Please sir, can we have less?
POLANSKI HASN’T taken huge risks with the Dickens’ tale of a boy who dared to ask for more, however he hasn’t shied away from the material’s inherent darkness either.
The story is well-known: orphaned Oliver Twist (puppy-eyed Clark), is brought to the workhouse where he immediately gets into trouble after having the audacity to ask for more when the meagre rations he is fed fail to ease his pangs of hunger. Taken from the workhouse to an undertakers, he gets into a fight with an older boy who continually baits him about his dead mother, and so Oliver runs away to London, where he is spotted by the Artful Dodger (Eden). He whisks the sickly Oliver off to meet Fagin (Kingsley) the leader of the pickpocket gang. Under the watchful guidance of Fagin and the other boys, Oliver is taught the fine art of stealing. But when he finds himself in the wrong place at the wrong time, and falsely accused of theft, Oliver is inadvertently taken under the wing of the kindly Mr Brownlow (Hardwicke), a rich man who adopts the boy. Finally some happiness right? Not if you’re in a Dickens’ novel. No sooner is Oliver happy and content living with Brownlow, then tragedy strikes again. Fagin’s business partner, Bill Sykes (Foreman) kidnaps Oliver and forces him to help them rob Brownlow’s house. When that doesn’t go well, Bill wants to get rid of Oliver. Only with the help of Bill’s mistress Nancy (Rowe) who feels sympathy for Oliver, can the boy be reunited with the only person who has ever showed him any kindness.
Polanski and his team have recreated the chaos, danger and filth of the Victorian capital, presenting a child’s eye view of a world peopled by larger than life adult figures. The strength of the film lies in its lack of sentimentality, which shows a cold, cruel world. The strict unfeeling upper classes look down on the destitute, blaming them for their own conditions and where an orphan boy, because of his station in life, has no future.
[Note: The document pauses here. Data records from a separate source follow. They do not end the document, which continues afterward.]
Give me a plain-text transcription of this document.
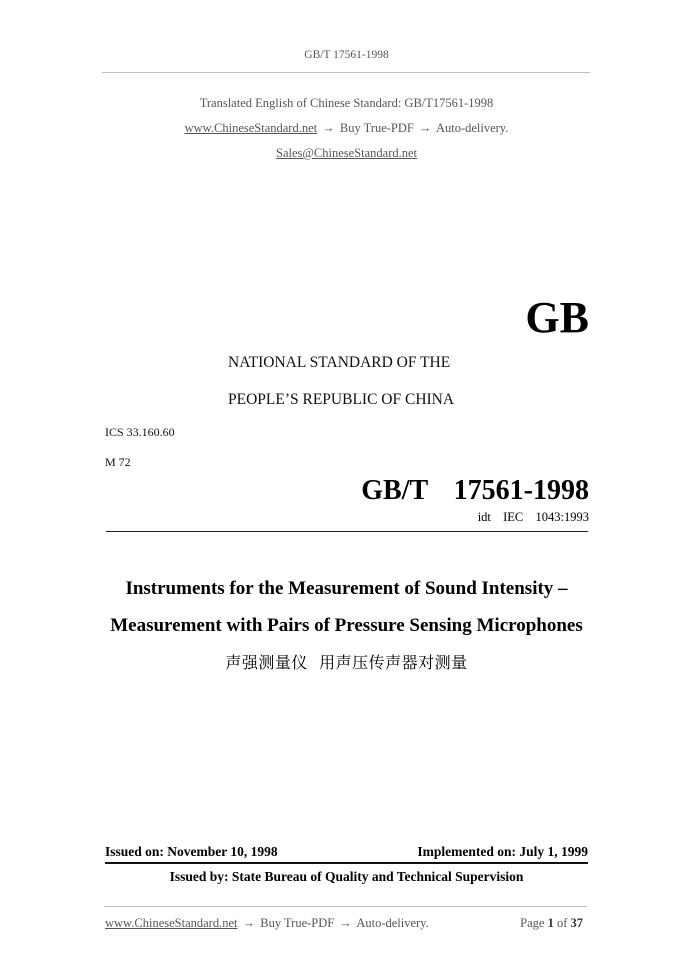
GB/T 17561-1998
Translated English of Chinese Standard: GB/T17561-1998
www.ChineseStandard.net → Buy True-PDF → Auto-delivery.
Sales@ChineseStandard.net
GB
NATIONAL STANDARD OF THE
PEOPLE’S REPUBLIC OF CHINA
ICS 33.160.60
M 72
GB/T  17561-1998
idt  IEC  1043:1993
Instruments for the Measurement of Sound Intensity –
Measurement with Pairs of Pressure Sensing Microphones
声强测量仪  用声压传声器对测量
Issued on: November 10, 1998	Implemented on: July 1, 1999
Issued by: State Bureau of Quality and Technical Supervision
www.ChineseStandard.net → Buy True-PDF → Auto-delivery.	Page 1 of 37
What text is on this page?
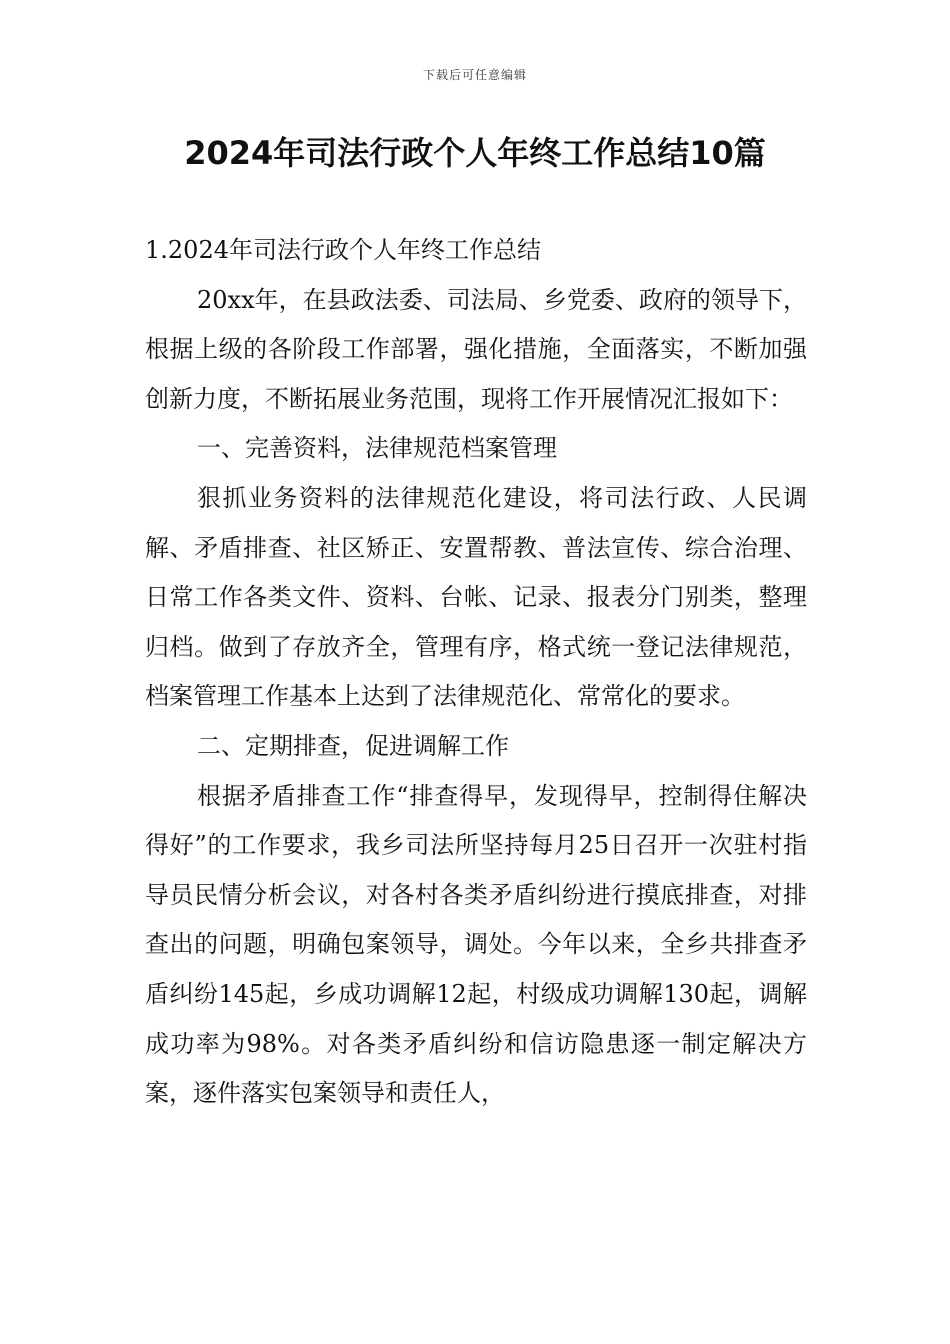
下载后可任意编辑
2024年司法行政个人年终工作总结10篇

1.2024年司法行政个人年终工作总结

20xx年，在县政法委、司法局、乡党委、政府的领导下，根据上级的各阶段工作部署，强化措施，全面落实，不断加强创新力度，不断拓展业务范围，现将工作开展情况汇报如下：

一、完善资料，法律规范档案管理

狠抓业务资料的法律规范化建设，将司法行政、人民调解、矛盾排查、社区矫正、安置帮教、普法宣传、综合治理、日常工作各类文件、资料、台帐、记录、报表分门别类，整理归档。做到了存放齐全，管理有序，格式统一登记法律规范，档案管理工作基本上达到了法律规范化、常常化的要求。

二、定期排查，促进调解工作

根据矛盾排查工作“排查得早，发现得早，控制得住解决得好”的工作要求，我乡司法所坚持每月25日召开一次驻村指导员民情分析会议，对各村各类矛盾纠纷进行摸底排查，对排查出的问题，明确包案领导，调处。今年以来，全乡共排查矛盾纠纷145起，乡成功调解12起，村级成功调解130起，调解成功率为98%。对各类矛盾纠纷和信访隐患逐一制定解决方案，逐件落实包案领导和责任人，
Ironically, Oliver himself is the least interesting element. He is the symbol of goodness and honesty, buffeted and abused by the world around him. But he is an overwhelmingly passive and anonymous figure, going from fortune to misfortune with alarming regularity, a pawn at the mercy of other people’s schemes.
In a film full of relatively unknown British actors, many are overshadowed by those who played the roles before them. Jamie Foreman is not over-poweringly evil and never quite escapes Oliver Reed’s shadow as the villainous Bill Sykes. Kingsley is no match for 1948’s Alec Guinness, but Harry Eden does make a charismatic Artful Dodger. However, Kingsley does stand out. Playing one of literature’s more memorable characters, part Shakespeare’s Falstaff, part Lord of the Rings Gollum, Kingsley enjoys playing up Fagin as a grotesque charmer who knows how to flatter and cajole his band of thieves, but who can also turn against them if it suits him. But he does suffer, and Kingsley shows his internal struggle of good and evil well. He doesn’t really want to corrupt young Oliver – he knows the boy’s innocence, but he’s afraid of getting caught or evoking Bill’s wrath to let him go.
This straightforward tale of innocence triumphing over evil may anger some Dickensian purists but the film does capture the spirit of the novel as well as the social consciousness that enriched the book. However, both David Lean’s 1948 version and Carol Reed’s 1968 musical Oliver! are superior. The film’s major drawback is Polanski’s objective storytelling approach, which keeps the audience at arms length emotionally. It’s as if Polanski is reporting the story rather than telling it.
The Oscar-winning director returns to the 19th century England he so vividly painted in his 1979 film, Tess, with its bustling, teeming, dirty environment, filled with pestilence and vermin of all kinds. Polanski wants to make sure we understand just how awful and brutal a time this must have been, so that we’ll be amazed by how this little boy survives.
The spectre of death, specifically the hangman’s noose, hovers over the characters. Polanski evokes his own traumatic childhood experiences of hiding from the Nazis during the holocaust, with recurrent themes of individuals being trapped within enclosed spaces, there are times you wish they would break into song (Food Glorious Food), just to lighten the mood a bit!
Oliver Twist fits admirably into Polanski’s filmography, however it is certainly not among his great movies. Works best as a classic for a generation who may shun musicals and black and white photography. It certainly is a handsome production, however, for me the definitive version is still Carol Reed’s 1968 musical Oliver!